問題
問12
コンプライアンスに関する事例として、最も適切なものはどれか。
- 為替の大幅な変動によって、多額の損失が発生した。
- 規制緩和による市場参入者の増加によって、市場シェアを失った。
- 原材料の高騰によって、限界利益が大幅に減少した。
- 品質データの改ざんの発覚によって,当該商品のリコールが発生した。
[出典:ITパスポート試験 平成30年度秋期 問12]
正解
正解は「エ」です。
解説
コンプライアンスとは、企業が法律や規則、社会規範などを遵守することを指します。単に法律を守るだけでなく、企業倫理や社会からの信頼に応える行動も含まれます。選択肢「エ」の「品質データの改ざんの発覚によって、当該商品のリコールが発生した」という事例は、企業が製品の品質に関する規則や倫理に違反し、不正を行った結果、社会的な信頼を失い、製品の回収(リコール)に至った状況を示しています。
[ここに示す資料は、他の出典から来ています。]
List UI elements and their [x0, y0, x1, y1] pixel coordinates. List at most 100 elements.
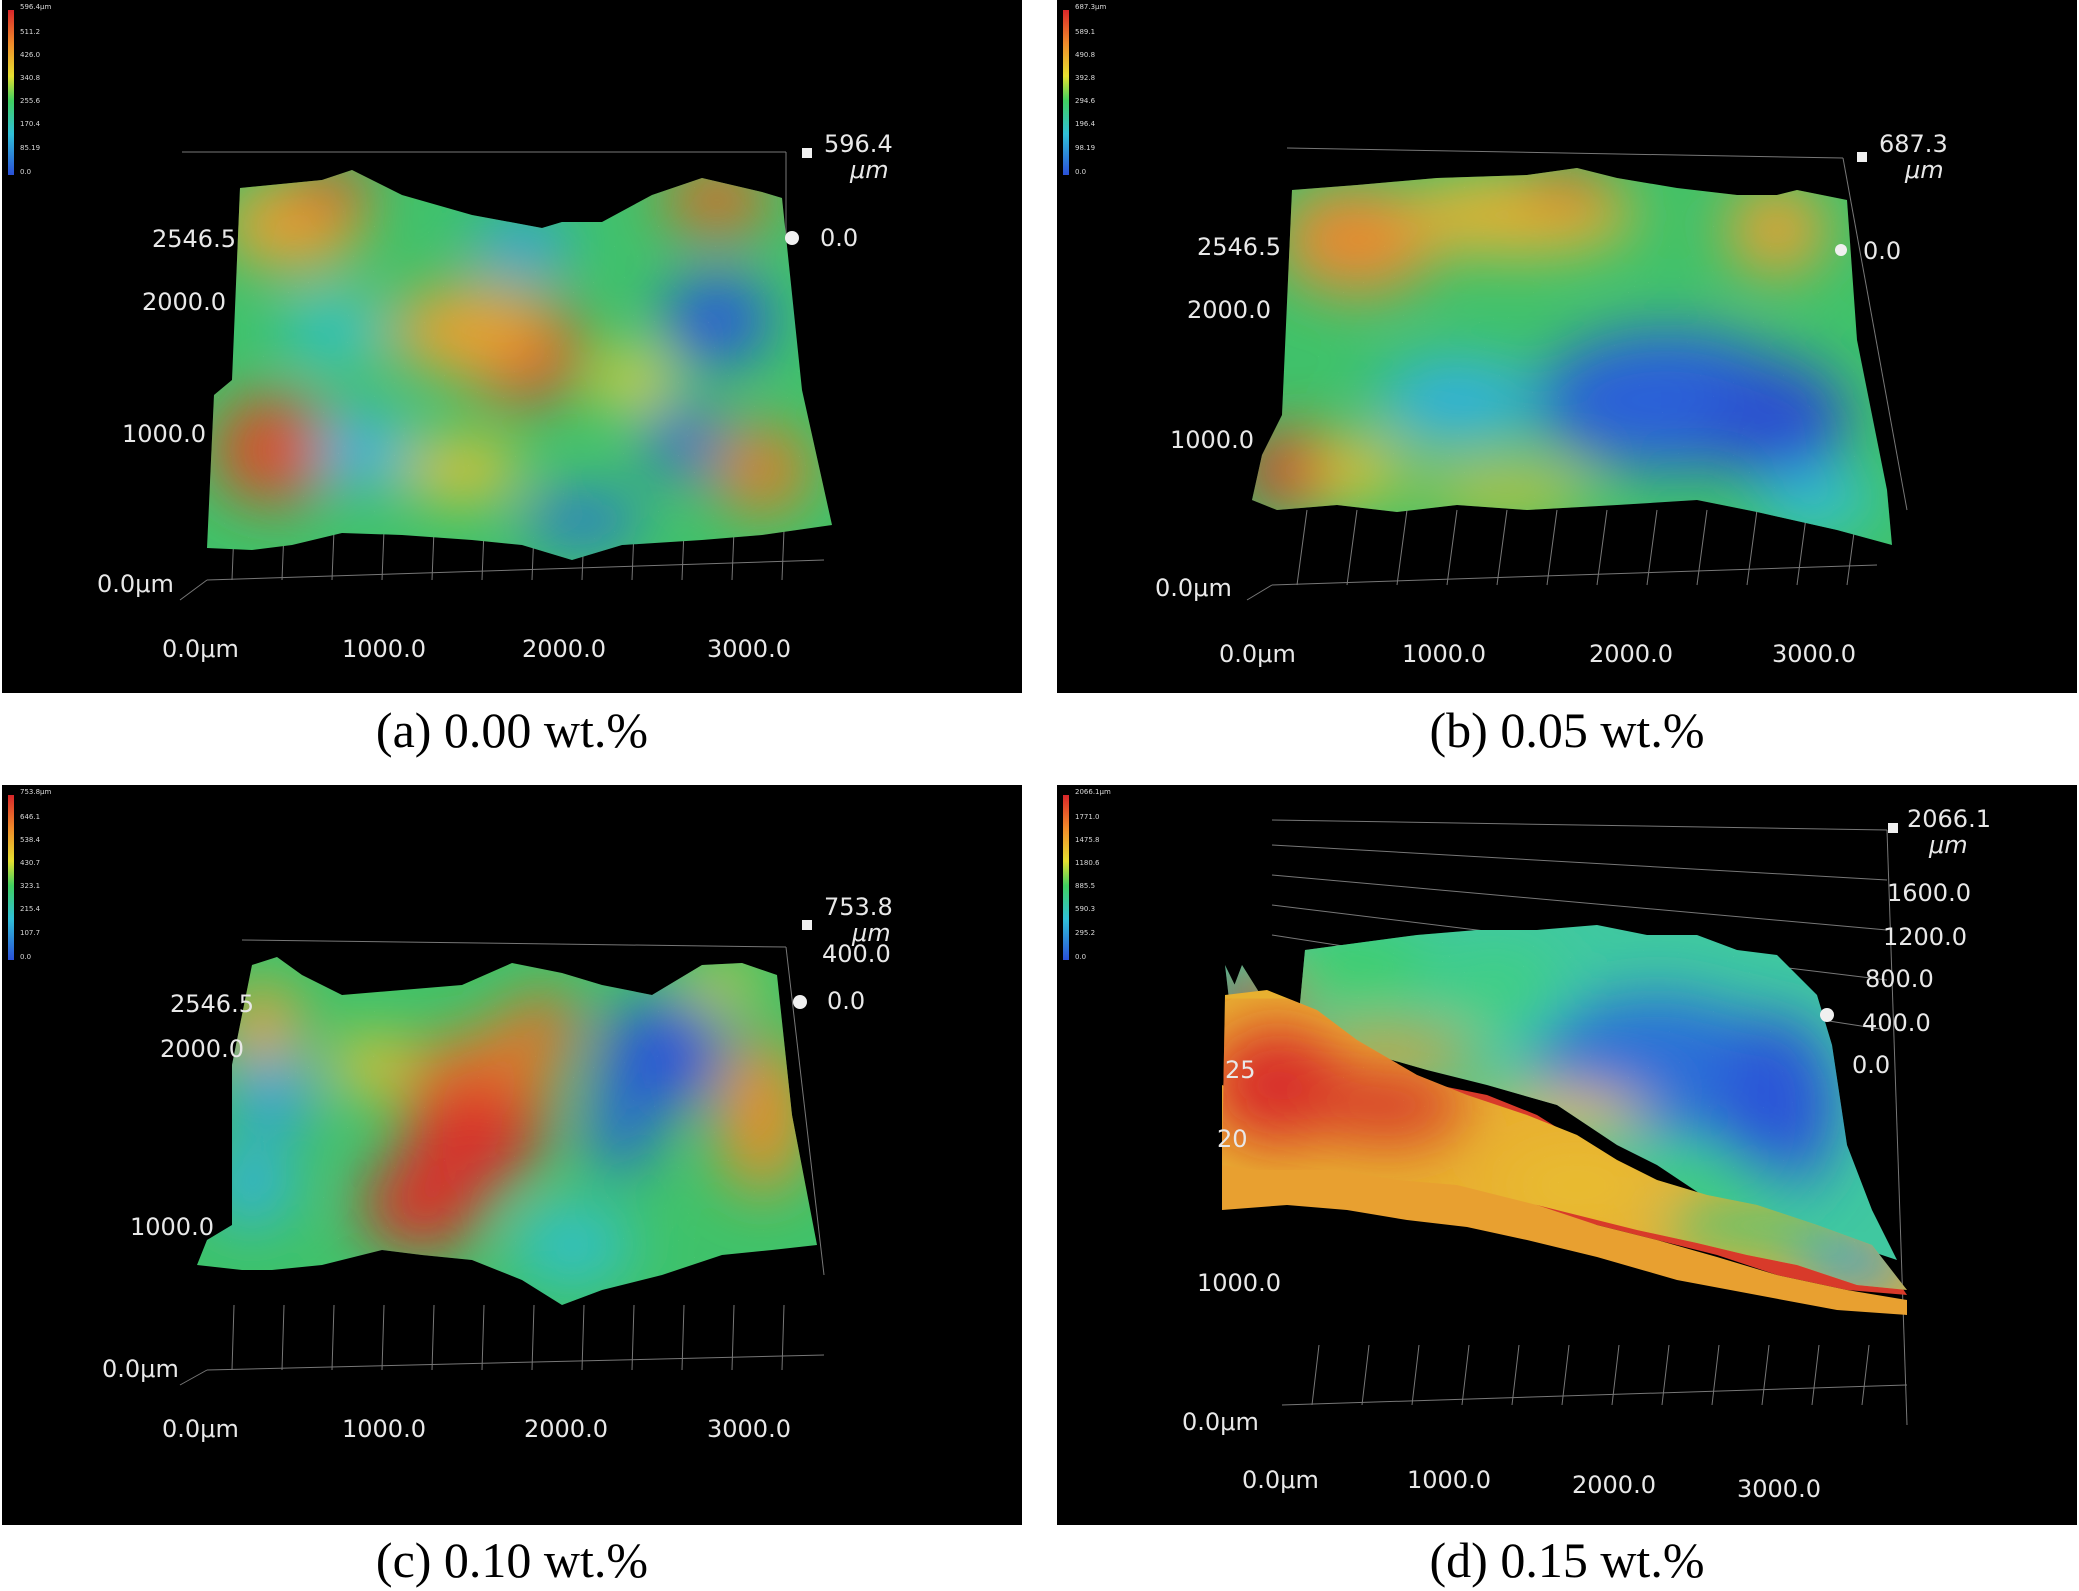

これは、コンプライアンスの不徹底が企業の重大な問題を引き起こした典型的な例です。消費者の安全を脅かす行為であり、企業が社会的な責任を怠った結果と言えるため、最も適切なコンプライアンスに関する事例です。コンプライアンス違反は、企業のブランドイメージの低下、顧客離れ、法的処罰など、多大な損害を招く可能性があります。
ア(為替の大幅な変動によって、多額の損失が発生した。):
為替の変動による損失は、市場リスクや経営判断に関する問題であり、コンプライアンス(法令遵守)とは直接関係ありません。
イ(規制緩和による市場参入者の増加によって、市場シェアを失った。):
規制緩和と市場シェアの変動は、競争戦略や市場環境の変化に関する問題であり、コンプライアンス違反ではありません。
ウ(原材料の高騰によって、限界利益が大幅に減少した。):
原材料費の高騰による利益減少は、コスト管理や経済情勢に関する問題であり、コンプライアンスとは異なります。
難易度
この問題は、コンプライアンスという重要な経営用語の基本的な理解を問うものです。各選択肢が示す事象が「法令や社会規範の遵守」に該当するかどうかを判断できれば、比較的容易に正解にたどり着けるでしょう。経済的な変動や市場競争に関する選択肢と区別する視点を持っていれば、初心者の方でも解きやすい問題と言えます。
用語補足
コンプライアンス:
企業が法律、社内規定、社会規範、倫理などを遵守し、公正かつ誠実に事業活動を行うことを指します。例えば、従業員が会社の情報セキュリティポリシーに従って情報を管理することなどが挙げられます。
リコール:
製品に欠陥や不具合が見つかった際に、製造元が既に販売した製品を回収し、修理や交換を行うことです。例えば、自動車のブレーキに不具合が見つかり、事故につながる可能性がある場合に、メーカーがその車種を全て回収する活動などが該当します。
為替変動:
ある国の通貨と他の国の通貨との交換比率(為替レート)が変動することです。例えば、1ドル100円だったのが110円になることで、輸出企業は利益が増え、輸入企業はコストが増えるといった影響があります。
市場シェア:
ある特定の市場において、特定の企業や製品が占める売上高や販売量の割合のことです。例えば、スマートフォン市場でA社が全販売台数の40%を占めていれば、A社の市場シェアは40%となります。
対策
コンプライアンスとは、単なる「法律を守る」だけでなく、「社会的な信頼に応える倫理的な行動」まで含む広い概念であることを理解することが重要です。この問題では、各選択肢が企業の「不正行為」や「倫理違反」に該当するかどうかを判断する視点を持つことがポイントです。経済的損失や市場競争といった、直接的に規範違反ではない事象との違いを明確に区別できるようにしましょう。